Horizon's Single N.E.S.T. is designed for a single birds or pair of small birds up to a total of seven pounds. Their Mini N.E.S.T. is made primarily for shipping perching birds and is equipped with perches and feed cups and can hold up to ten pounds. The very popular Economy N.E.S.T. is commonly called the four-bird box. Omni N.E.S.T. is often used for shipping eight birds and can be arranged to have one to four compartments and can accommodate a total weight of 22 pounds. The Large N.E.S.T. is made of heavier cardboard and is designed for shipping large birds such as swans or geese.

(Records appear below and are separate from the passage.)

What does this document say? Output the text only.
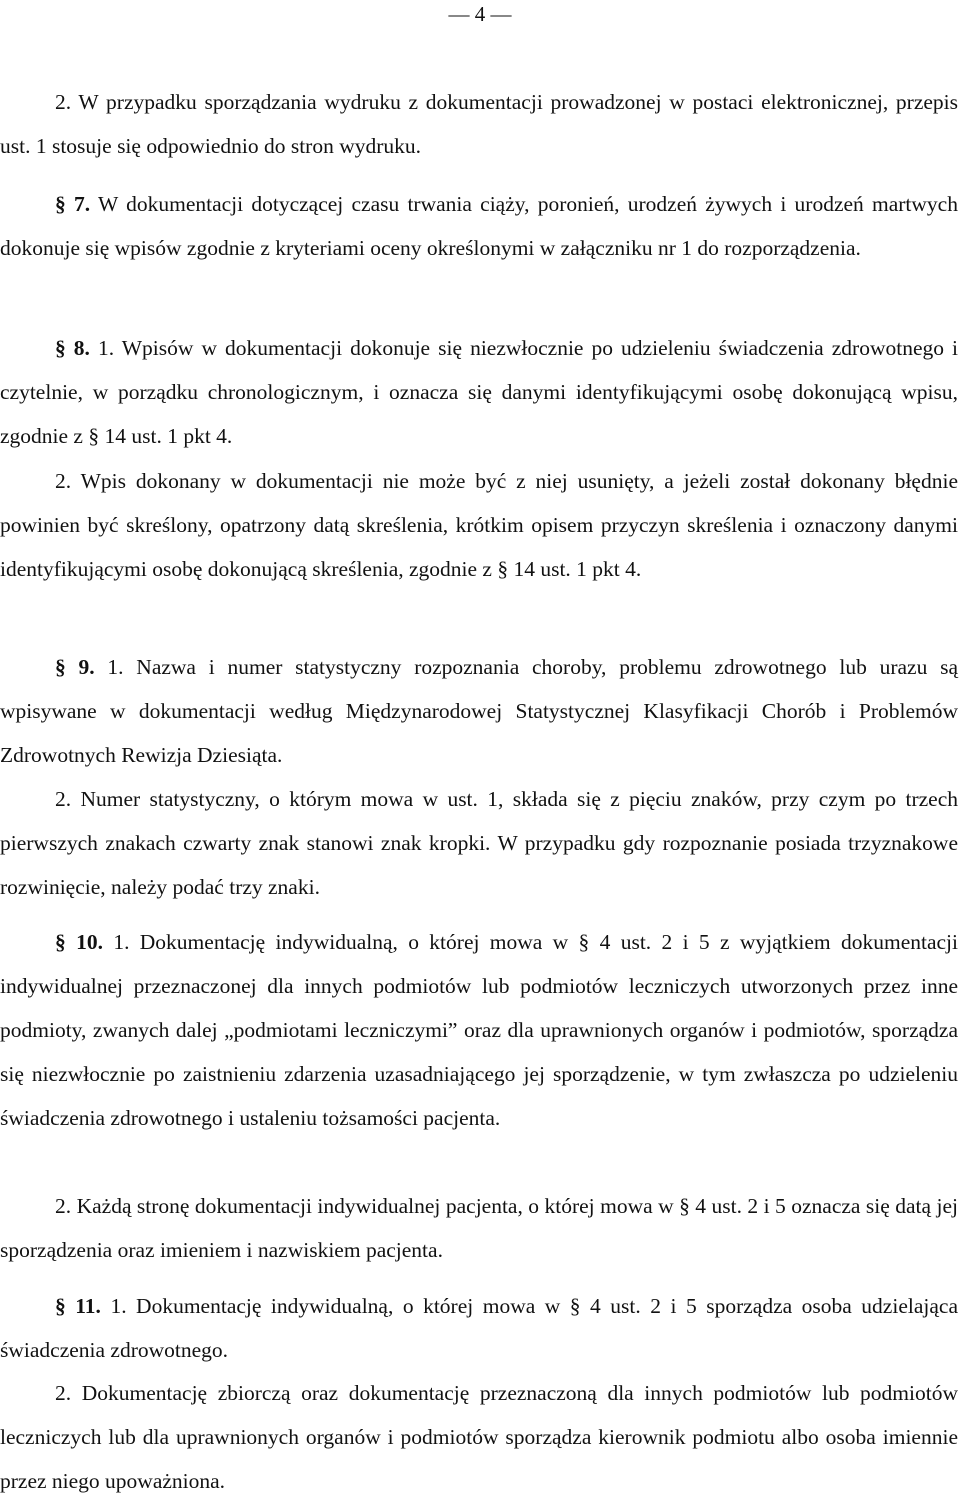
— 4 —

2. W przypadku sporządzania wydruku z dokumentacji prowadzonej w postaci elektronicznej, przepis ust. 1 stosuje się odpowiednio do stron wydruku.

§ 7. W dokumentacji dotyczącej czasu trwania ciąży, poronień, urodzeń żywych i urodzeń martwych dokonuje się wpisów zgodnie z kryteriami oceny określonymi w załączniku nr 1 do rozporządzenia.

§ 8. 1. Wpisów w dokumentacji dokonuje się niezwłocznie po udzieleniu świadczenia zdrowotnego i czytelnie, w porządku chronologicznym, i oznacza się danymi identyfikującymi osobę dokonującą wpisu, zgodnie z § 14 ust. 1 pkt 4.

2. Wpis dokonany w dokumentacji nie może być z niej usunięty, a jeżeli został dokonany błędnie powinien być skreślony, opatrzony datą skreślenia, krótkim opisem przyczyn skreślenia i oznaczony danymi identyfikującymi osobę dokonującą skreślenia, zgodnie z § 14 ust. 1 pkt 4.

§ 9. 1. Nazwa i numer statystyczny rozpoznania choroby, problemu zdrowotnego lub urazu są wpisywane w dokumentacji według Międzynarodowej Statystycznej Klasyfikacji Chorób i Problemów Zdrowotnych Rewizja Dziesiąta.

2. Numer statystyczny, o którym mowa w ust. 1, składa się z pięciu znaków, przy czym po trzech pierwszych znakach czwarty znak stanowi znak kropki. W przypadku gdy rozpoznanie posiada trzyznakowe rozwinięcie, należy podać trzy znaki.

§ 10. 1. Dokumentację indywidualną, o której mowa w § 4 ust. 2 i 5 z wyjątkiem dokumentacji indywidualnej przeznaczonej dla innych podmiotów lub podmiotów leczniczych utworzonych przez inne podmioty, zwanych dalej „podmiotami leczniczymi” oraz dla uprawnionych organów i podmiotów, sporządza się niezwłocznie po zaistnieniu zdarzenia uzasadniającego jej sporządzenie, w tym zwłaszcza po udzieleniu świadczenia zdrowotnego i ustaleniu tożsamości pacjenta.

2. Każdą stronę dokumentacji indywidualnej pacjenta, o której mowa w § 4 ust. 2 i 5 oznacza się datą jej sporządzenia oraz imieniem i nazwiskiem pacjenta.

§ 11. 1. Dokumentację indywidualną, o której mowa w § 4 ust. 2 i 5 sporządza osoba udzielająca świadczenia zdrowotnego.

2. Dokumentację zbiorczą oraz dokumentację przeznaczoną dla innych podmiotów lub podmiotów leczniczych lub dla uprawnionych organów i podmiotów sporządza kierownik podmiotu albo osoba imiennie przez niego upoważniona.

A list of "do's and don'ts" is provided by Horizon with their literature to help all shipping experiences to be positive ones. Their list of things to do includes feeding and watering birds prior to shipment. It is important to include a source of moisture in the box to prevent dehydration. Some breeders use chunks of cucumber. Birds should be introduced to the source of moisture several days prior to shipping if it is a new food item. Litter or bedding needs to be placed in the bottom of the box to collect moisture, reduce odors, and provide a foot hold. Many bird shippers use a good quality alfalfa hay for this.
Inform the recipient of the expected delivery time and give them the shipping tracking number so that they will be able to unpack and care for the birds as quickly as possible. Check weather conditions in your area and at the destination to insure that they will not pose threat to your birds or cause a shipping delay.
Contact your carrier and request a delivery schedule that will minimize transit time and ensure delivery on a business day. Birds allowed to eat during the day and shipped in the evening can rest enroute, and awaken in their new surroundings. This minimizes hunger, dehydration, and stress. Direct flights provide the shortest overall shipping time.